I am reminded of perhaps the most egregious miscarriage of justice in the case launched by the famous entertainer
Liberace, who sued a London magazine in 1954 for implying that he was gay. The entertainer swore up and down at the trial that he wasn't a homosexual and hilariously won the case when the defendant couldn't prove otherwise. In 1982, Liberace was sued for palimony by his live-in boyfriend and he died two years later of AIDS. Talk about nerve.
I think Mr. Charest has an excellent case and a good chance to win against Mr. Bellemare.

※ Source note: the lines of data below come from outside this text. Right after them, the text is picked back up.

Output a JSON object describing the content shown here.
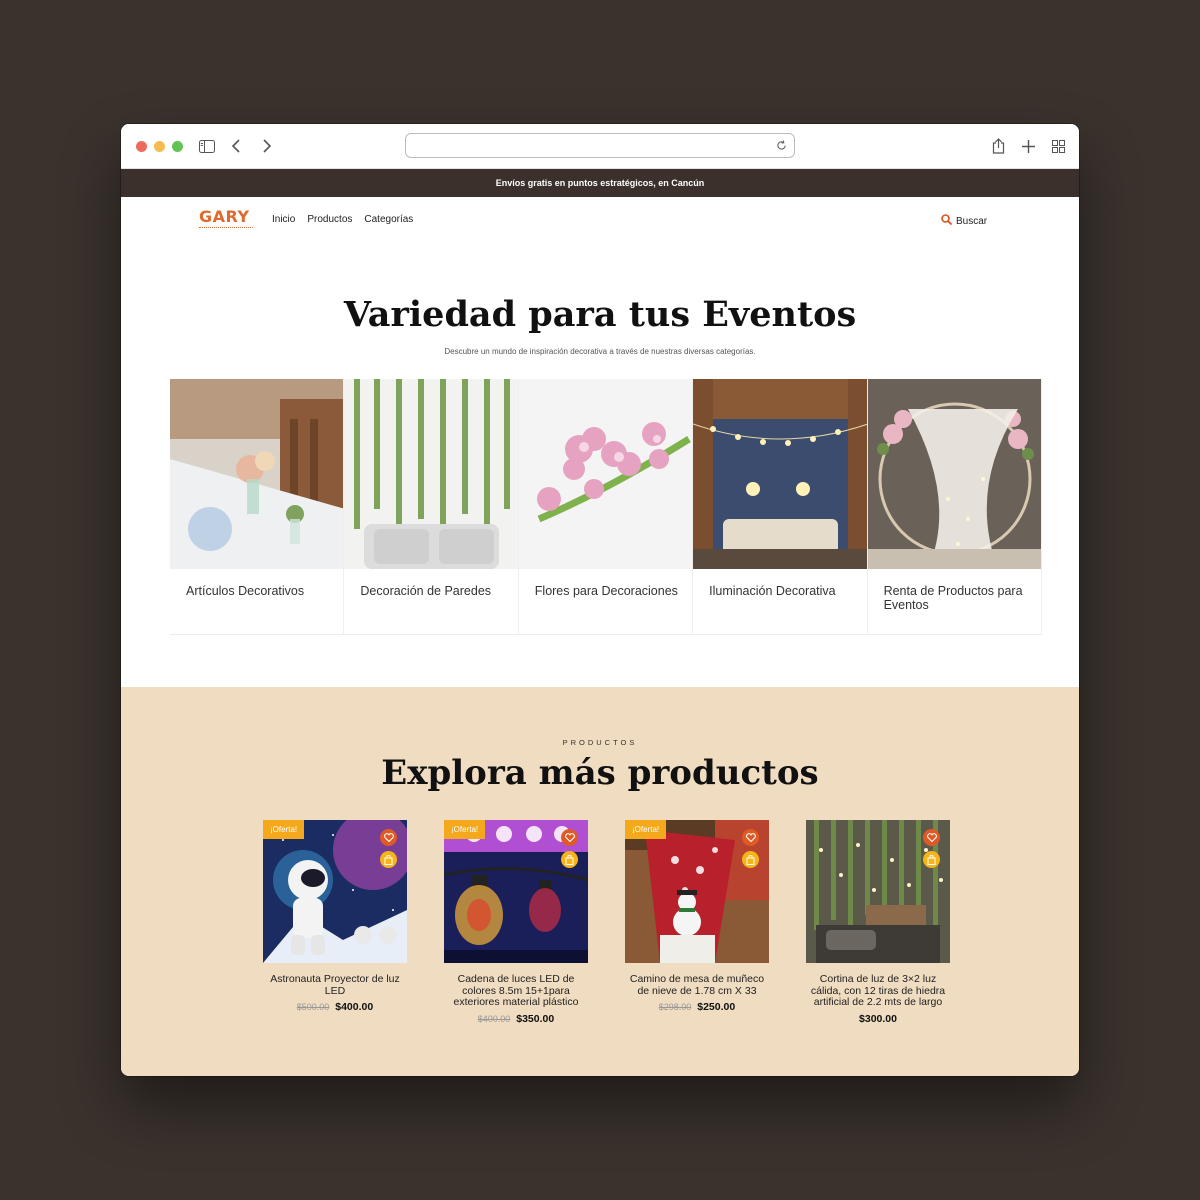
{
  "colors": {
    "background": "#3a322d",
    "announce_bar": "#3b302b",
    "brand_orange": "#e06a2b",
    "products_bg": "#f0dcc1",
    "badge": "#f3a91b"
  },
  "announce": {
    "text": "Envíos gratis en puntos estratégicos, en Cancún"
  },
  "header": {
    "logo": "GARY",
    "nav": [
      "Inicio",
      "Productos",
      "Categorías"
    ],
    "search_label": "Buscar"
  },
  "hero": {
    "title": "Variedad para tus Eventos",
    "subtitle": "Descubre un mundo de inspiración decorativa a través de nuestras diversas categorías."
  },
  "categories": [
    {
      "label": "Artículos Decorativos",
      "icon": "table-decor-photo"
    },
    {
      "label": "Decoración de Paredes",
      "icon": "ivy-wall-photo"
    },
    {
      "label": "Flores para Decoraciones",
      "icon": "pink-flowers-photo"
    },
    {
      "label": "Iluminación Decorativa",
      "icon": "string-lights-photo"
    },
    {
      "label": "Renta de Productos para Eventos",
      "icon": "arch-curtain-photo"
    }
  ],
  "products_section": {
    "eyebrow": "PRODUCTOS",
    "title": "Explora más productos",
    "items": [
      {
        "badge": "¡Oferta!",
        "name": "Astronauta Proyector de luz LED",
        "old_price": "$500.00",
        "price": "$400.00"
      },
      {
        "badge": "¡Oferta!",
        "name": "Cadena de luces LED de colores 8.5m 15+1para exteriores material plástico",
        "old_price": "$400.00",
        "price": "$350.00"
      },
      {
        "badge": "¡Oferta!",
        "name": "Camino de mesa de muñeco de nieve de 1.78 cm X 33",
        "old_price": "$298.00",
        "price": "$250.00"
      },
      {
        "badge": "",
        "name": "Cortina de luz de 3×2 luz cálida, con 12 tiras de hiedra artificial de 2.2 mts de largo",
        "old_price": "",
        "price": "$300.00"
      }
    ]
  }
}
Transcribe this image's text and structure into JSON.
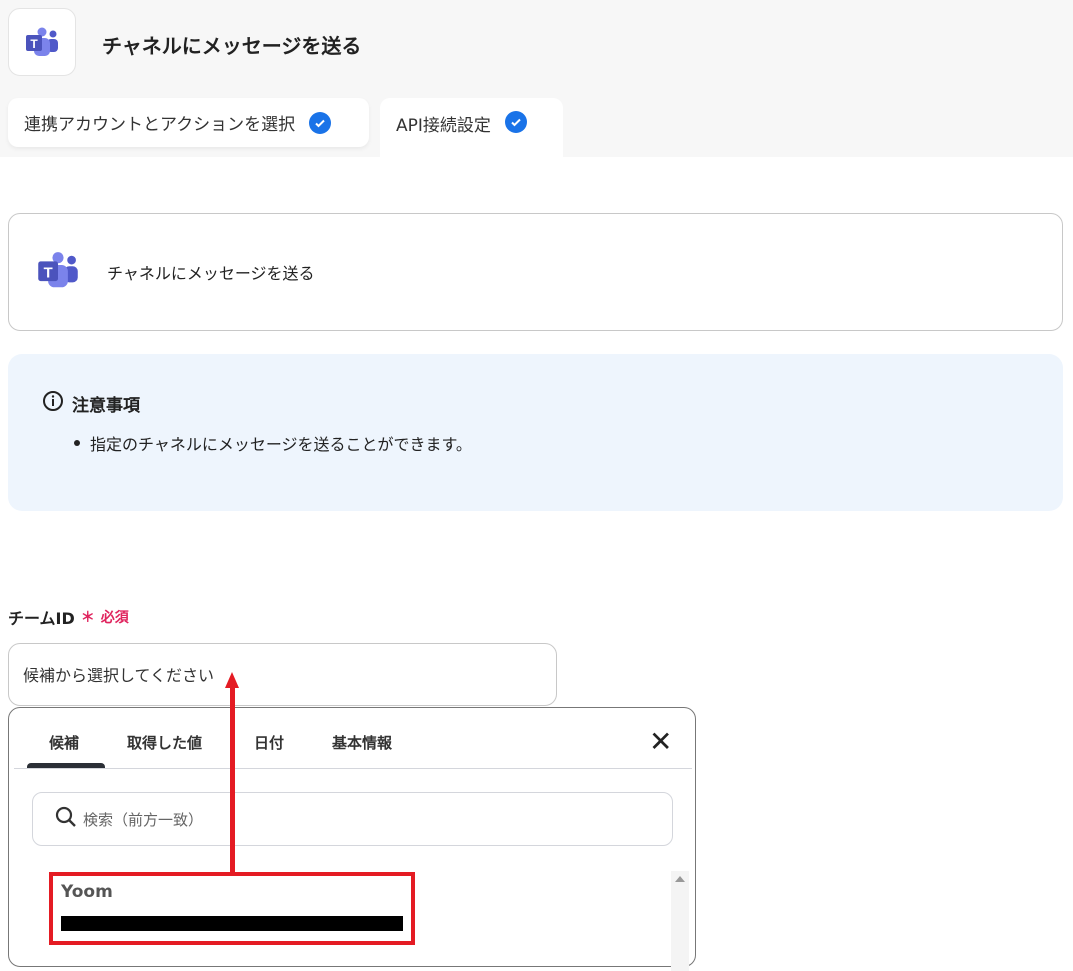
{
  "header": {
    "title": "チャネルにメッセージを送る",
    "icon": "teams-icon"
  },
  "tabs": [
    {
      "label": "連携アカウントとアクションを選択",
      "done": true
    },
    {
      "label": "API接続設定",
      "done": true
    }
  ],
  "action_card": {
    "label": "チャネルにメッセージを送る"
  },
  "notice": {
    "title": "注意事項",
    "items": [
      "指定のチャネルにメッセージを送ることができます。"
    ]
  },
  "field": {
    "label": "チームID",
    "required_mark": "＊",
    "required_label": "必須",
    "placeholder": "候補から選択してください"
  },
  "dropdown": {
    "tabs": [
      "候補",
      "取得した値",
      "日付",
      "基本情報"
    ],
    "active_tab": "候補",
    "search_placeholder": "検索（前方一致）",
    "options": [
      {
        "name": "Yoom"
      }
    ]
  },
  "colors": {
    "accent": "#1a73e8",
    "required": "#e0245e",
    "annotation": "#e41b23",
    "notice_bg": "#eef5fd"
  }
}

Even if he loses or abandons the case in a couple of years, he will have already have won.
After a long and tedious process, one in which the press and the public will lose interest, Charest is likely to be vindicated by the
Bastarache Commission, unless something unforeseen is revealed.
After having the Charest government on the ropes, all Mr Bellemare had to do was- nothing.
The press and the opposition had enough muck to advance the fight on the construction industry front and with the public screaming for blood, it would be a matter of time before the Premier's position became untenable.
Mr. Bellemare has already emptied his quiver of poisoned arrows and without a smoking gun, the public and the press will quickly lose interest. The cross accusations will become a case of 'he said, they said,' and with lawyers popping up every few moments to object and demand side-bars, the spectacle and TV drama will be low.
Mr. Bellemare and many on the PQ side have already come to this same conclusion and are now orchestrating a campaign to discredit the Inquiry, in general and Michel Bastarache, in person, a clear signal that even they anticipate coming out on the wrong end of the findings.
Because of Mr. Bellemare's gaffe, Mr. Charest has clawed his way back from the brink of political oblivion. He has picked himself up from the canvas after suffering a nine count and seems to be re-invigorated.
It's still a very long shot as to whether Mr. Charest can save himself and his government, but he has been given a small window of opportunity.
It is obvious that a political rookie like Bellemare has a lot to learn from the old pro Charest.